Com cem anos de uso, o termo calcrete (calcreto na versão portuguesa), proposto por G. H. Lamplugh (1902), só nas últimas décadas começou a figurar na nossa terminologia geológica. Próprios de certos ambientes morfoclimáticos caracterizados por uma certa subaridez (precipitação abaixo dos 500 mm/a), estas crostas, ligadas à actividade pedológica, resultam de acumulação de carbonato de cálcio ao longo de extensões superficiais maiores ou menores.
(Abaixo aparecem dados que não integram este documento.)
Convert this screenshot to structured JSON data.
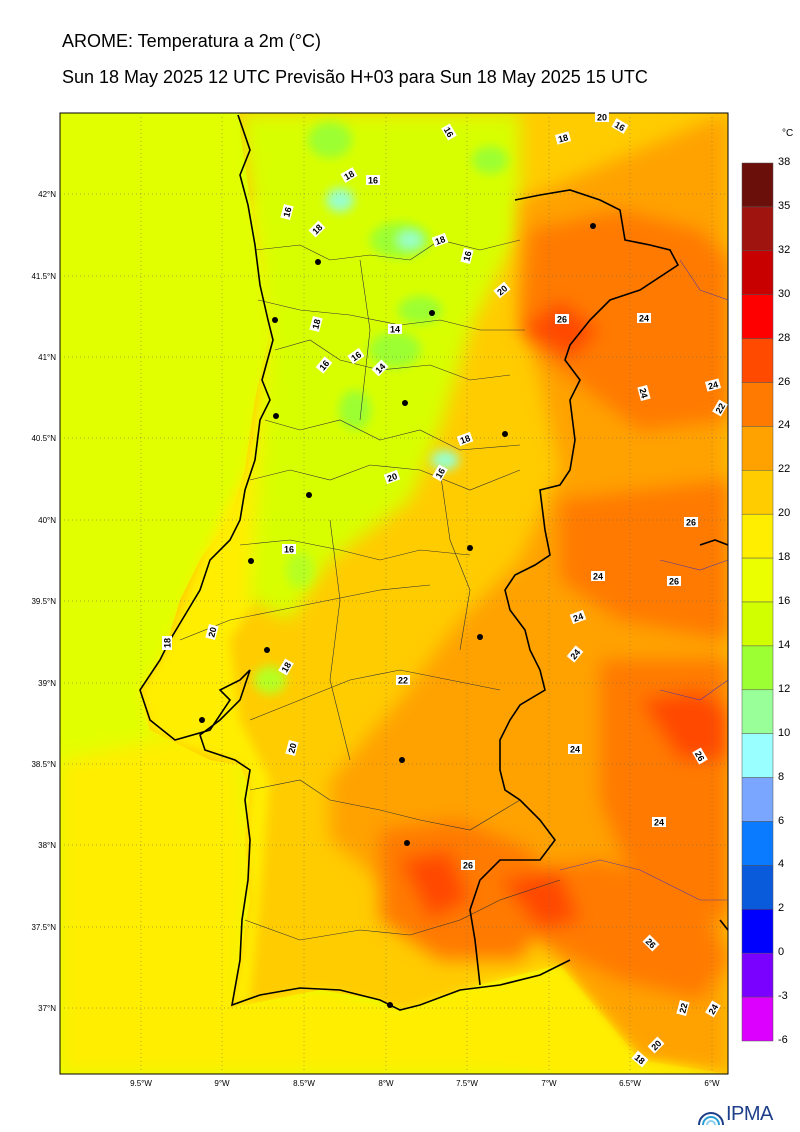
{
  "header": {
    "title": "AROME: Temperatura a 2m (°C)",
    "subtitle": "Sun 18 May 2025 12 UTC Previsão H+03 para Sun 18 May 2025 15 UTC"
  },
  "axes": {
    "lon_labels": [
      "9.5°W",
      "9°W",
      "8.5°W",
      "8°W",
      "7.5°W",
      "7°W",
      "6.5°W",
      "6°W"
    ],
    "lat_labels": [
      "42°N",
      "41.5°N",
      "41°N",
      "40.5°N",
      "40°N",
      "39.5°N",
      "39°N",
      "38.5°N",
      "38°N",
      "37.5°N",
      "37°N"
    ]
  },
  "colorbar": {
    "unit": "°C",
    "levels": [
      "38",
      "35",
      "32",
      "30",
      "28",
      "26",
      "24",
      "22",
      "20",
      "18",
      "16",
      "14",
      "12",
      "10",
      "8",
      "6",
      "4",
      "2",
      "0",
      "-3",
      "-6"
    ],
    "colors": [
      "#6b0f0a",
      "#a0140f",
      "#c80000",
      "#ff0000",
      "#ff4a00",
      "#ff7a00",
      "#ffa200",
      "#ffcc00",
      "#ffee00",
      "#ecff00",
      "#d2ff00",
      "#9cff33",
      "#99ff99",
      "#99ffff",
      "#7aa6ff",
      "#0a7aff",
      "#0a5adc",
      "#0000ff",
      "#7a00ff",
      "#dc00ff"
    ]
  },
  "contour_labels": [
    {
      "t": "16"
    },
    {
      "t": "18"
    },
    {
      "t": "20"
    },
    {
      "t": "16"
    },
    {
      "t": "18"
    },
    {
      "t": "16"
    },
    {
      "t": "16"
    },
    {
      "t": "18"
    },
    {
      "t": "18"
    },
    {
      "t": "16"
    },
    {
      "t": "20"
    },
    {
      "t": "26"
    },
    {
      "t": "24"
    },
    {
      "t": "18"
    },
    {
      "t": "14"
    },
    {
      "t": "16"
    },
    {
      "t": "16"
    },
    {
      "t": "14"
    },
    {
      "t": "24"
    },
    {
      "t": "24"
    },
    {
      "t": "22"
    },
    {
      "t": "18"
    },
    {
      "t": "16"
    },
    {
      "t": "20"
    },
    {
      "t": "26"
    },
    {
      "t": "16"
    },
    {
      "t": "24"
    },
    {
      "t": "26"
    },
    {
      "t": "24"
    },
    {
      "t": "20"
    },
    {
      "t": "18"
    },
    {
      "t": "24"
    },
    {
      "t": "18"
    },
    {
      "t": "22"
    },
    {
      "t": "24"
    },
    {
      "t": "20"
    },
    {
      "t": "26"
    },
    {
      "t": "24"
    },
    {
      "t": "26"
    },
    {
      "t": "26"
    },
    {
      "t": "22"
    },
    {
      "t": "24"
    },
    {
      "t": "20"
    },
    {
      "t": "18"
    }
  ],
  "logo": {
    "text": "IPMA"
  }
}
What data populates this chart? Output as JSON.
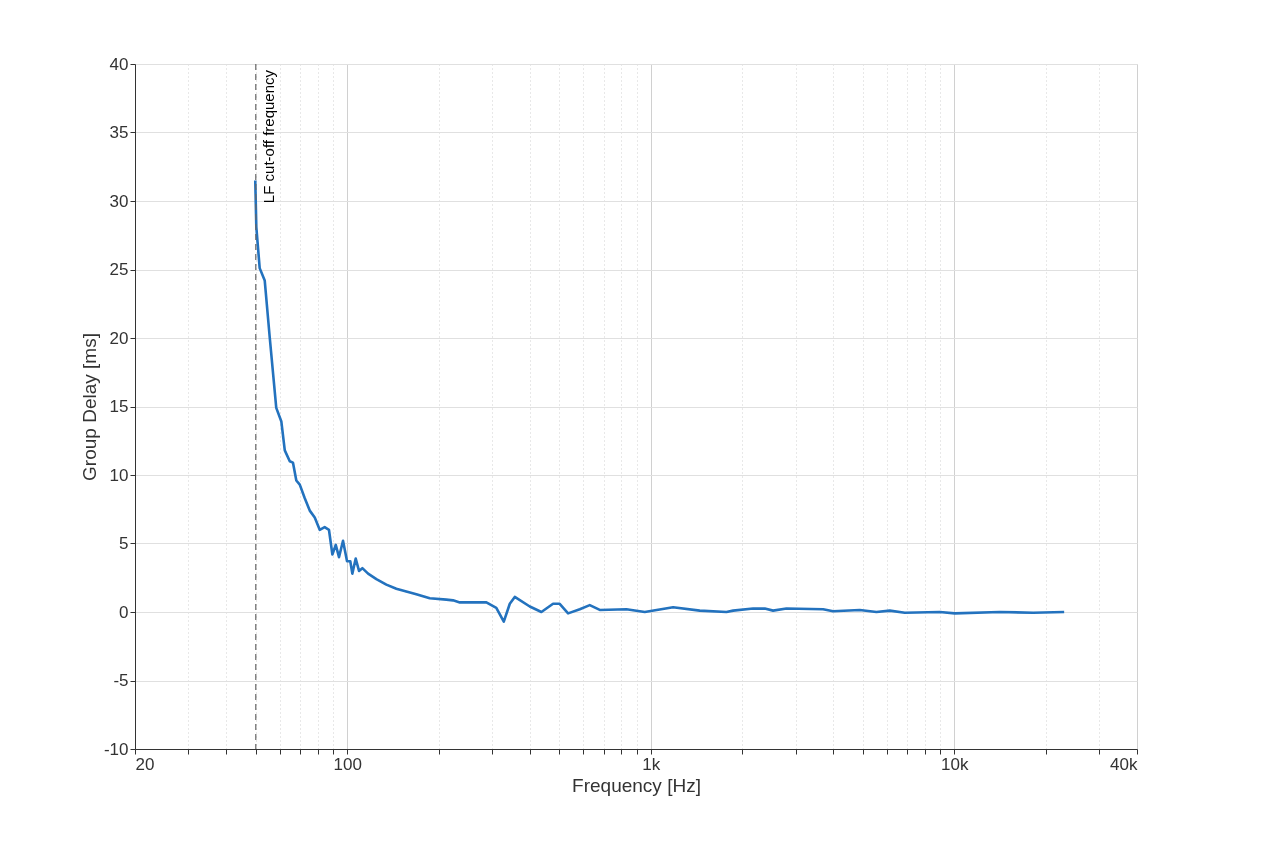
{
  "chart_data": {
    "type": "line",
    "xlabel": "Frequency [Hz]",
    "ylabel": "Group Delay [ms]",
    "log": "x",
    "grid": true,
    "line_style": "solid",
    "marker": "none",
    "xlim": [
      20,
      40000
    ],
    "ylim": [
      -10,
      40
    ],
    "xticks": [
      20,
      {
        "value": 30,
        "label": null
      },
      {
        "value": 40,
        "label": null
      },
      {
        "value": 50,
        "label": null
      },
      {
        "value": 60,
        "label": null
      },
      {
        "value": 70,
        "label": null
      },
      {
        "value": 80,
        "label": null
      },
      {
        "value": 90,
        "label": null
      },
      100,
      {
        "value": 200,
        "label": null
      },
      {
        "value": 300,
        "label": null
      },
      {
        "value": 400,
        "label": null
      },
      {
        "value": 500,
        "label": null
      },
      {
        "value": 600,
        "label": null
      },
      {
        "value": 700,
        "label": null
      },
      {
        "value": 800,
        "label": null
      },
      {
        "value": 900,
        "label": null
      },
      {
        "value": 1000,
        "label": "1k"
      },
      {
        "value": 2000,
        "label": null
      },
      {
        "value": 3000,
        "label": null
      },
      {
        "value": 4000,
        "label": null
      },
      {
        "value": 5000,
        "label": null
      },
      {
        "value": 6000,
        "label": null
      },
      {
        "value": 7000,
        "label": null
      },
      {
        "value": 8000,
        "label": null
      },
      {
        "value": 9000,
        "label": null
      },
      {
        "value": 10000,
        "label": "10k"
      },
      {
        "value": 20000,
        "label": null
      },
      {
        "value": 30000,
        "label": null
      },
      {
        "value": 40000,
        "label": "40k"
      }
    ],
    "yticks": [
      -10,
      -5,
      0,
      5,
      10,
      15,
      20,
      25,
      30,
      35,
      40
    ],
    "ref_lines": [
      {
        "axis": "x",
        "value": 50,
        "label": "LF cut-off frequency",
        "color": "#666666",
        "line_style": "dashed"
      }
    ],
    "series": [
      {
        "color": "#2372be",
        "x": [
          49.8,
          50.2,
          51.5,
          53.5,
          55.6,
          58.4,
          60.7,
          62.3,
          64.7,
          66.3,
          68.0,
          69.8,
          72.5,
          75.3,
          78.2,
          81.2,
          84.3,
          87.1,
          89.4,
          91.7,
          94.0,
          96.9,
          99.9,
          102.4,
          104.0,
          106.7,
          109.4,
          112.2,
          117.2,
          124.8,
          134.6,
          145.2,
          156.6,
          169.0,
          187.1,
          212.2,
          223.3,
          235.0,
          266.4,
          287.5,
          310.0,
          328.1,
          343.4,
          356.6,
          399.6,
          436.4,
          476.8,
          501.4,
          534.4,
          583.9,
          629.8,
          679.5,
          831.6,
          956,
          1185,
          1451,
          1776,
          1868,
          2174,
          2376,
          2530,
          2800,
          3698,
          3988,
          4884,
          5540,
          6134,
          6873,
          8964,
          10042,
          14130,
          18198,
          23020
        ],
        "values": [
          31.5,
          28.1,
          25.1,
          24.2,
          20.0,
          14.9,
          13.9,
          11.8,
          11.0,
          10.9,
          9.6,
          9.3,
          8.3,
          7.4,
          6.9,
          6.0,
          6.2,
          6.0,
          4.2,
          4.9,
          4.0,
          5.2,
          3.7,
          3.7,
          2.8,
          3.9,
          3.0,
          3.2,
          2.8,
          2.4,
          2.0,
          1.7,
          1.5,
          1.3,
          1.0,
          0.9,
          0.85,
          0.7,
          0.7,
          0.7,
          0.3,
          -0.7,
          0.6,
          1.1,
          0.4,
          0.0,
          0.6,
          0.6,
          -0.1,
          0.2,
          0.5,
          0.15,
          0.2,
          0.0,
          0.35,
          0.1,
          0.0,
          0.1,
          0.25,
          0.25,
          0.1,
          0.25,
          0.2,
          0.05,
          0.15,
          0.0,
          0.1,
          -0.05,
          0.0,
          -0.1,
          0.0,
          -0.05,
          0.0
        ]
      }
    ]
  }
}
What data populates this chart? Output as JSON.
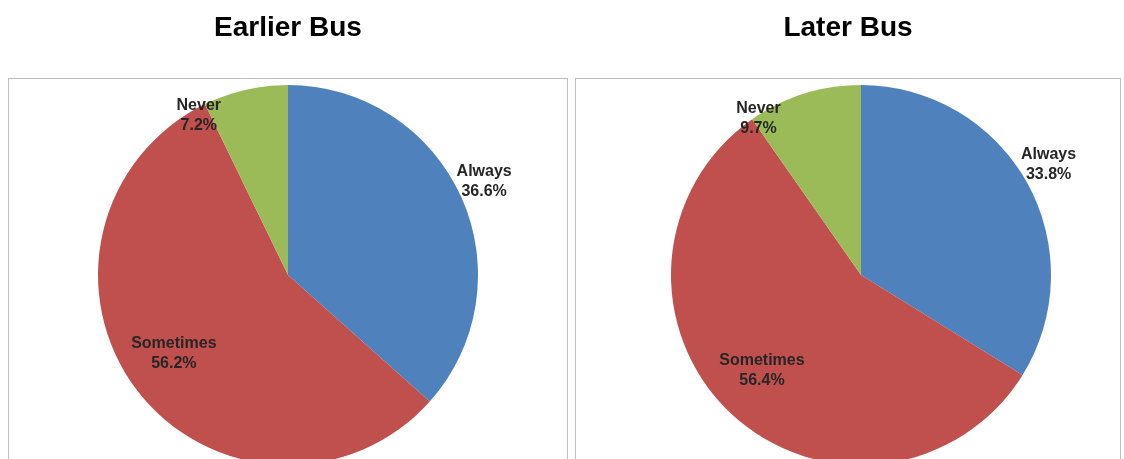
{
  "chart_data": [
    {
      "type": "pie",
      "title": "Earlier Bus",
      "categories": [
        "Always",
        "Sometimes",
        "Never"
      ],
      "values": [
        36.6,
        56.2,
        7.2
      ],
      "value_labels": [
        "36.6%",
        "56.2%",
        "7.2%"
      ],
      "colors": [
        "#4f81bd",
        "#c0504d",
        "#9bbb59"
      ],
      "legend": false
    },
    {
      "type": "pie",
      "title": "Later Bus",
      "categories": [
        "Always",
        "Sometimes",
        "Never"
      ],
      "values": [
        33.8,
        56.4,
        9.7
      ],
      "value_labels": [
        "33.8%",
        "56.4%",
        "9.7%"
      ],
      "colors": [
        "#4f81bd",
        "#c0504d",
        "#9bbb59"
      ],
      "legend": false
    }
  ]
}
Os calcretos variam bastante em espessura, desde algumas dezenas de metros, na Austrália, África do Sul, Novo México (EUA), a alguns metros no sul e sudeste ibérico (3 a 5 m em Portugal, no Algarve).
Uma das primeiras referências a este tipo de crosta é da autoria de Charles Darwin (1846) que, sob a designação de tosca, a descreve em pormenor nas pampas argentinas.
O termo calcrete, dos autores ingleses e aceite como unificador pela comunidade científica, abarca um sem número de designações regionais (cerca de meia centena), de entre as quais se destacam batha (Índia), calcário da catinga (Brasil), caliche (sul dos EUA), canto blanco (Canárias), croûte calcaire (Argélia e Tunísia), gigilim (Nigéria), kunkar (Índia), nari (Israel), steppenkalk (Namíbia), tafeza (Norte de África), tapetate (México), travertine crust (Austrália), caliço (Portugal), etc..
O termo português, corrente na toponímia do sul do país, é mais um entre nomes locais e regionais a acrescentar a esta lista, tendo sido usado por Paul Choffat (1887) nos seus trabalhos sobre a geologia do Algarve. Branqueiros e laginhas de cal são expressões locais usadas na terminologia geológica para referir este tipo de ocorrências em Porto Santo e no extremo oriental da Madeira (S. Lourenço), onde a subaridez é a regra climática.
Os calcretos constituem corpos geológicos dispostos horizontalmente, sendo constituídos, no geral, por um nível friável, esbranquiçado, de aspecto pulverulento, farináceo, às vezes referidos entre nós, impropriamente, pelo nome de cré, sobre o qual se desenvolve, em estádios mais avançados de evolução, a crosta propriamente dita. Quando a evolução climática se faz no sentido do aumento da humidade, as crostas tendem e degradar-se, dando lugar a concreções calcárias espaçadas entre si.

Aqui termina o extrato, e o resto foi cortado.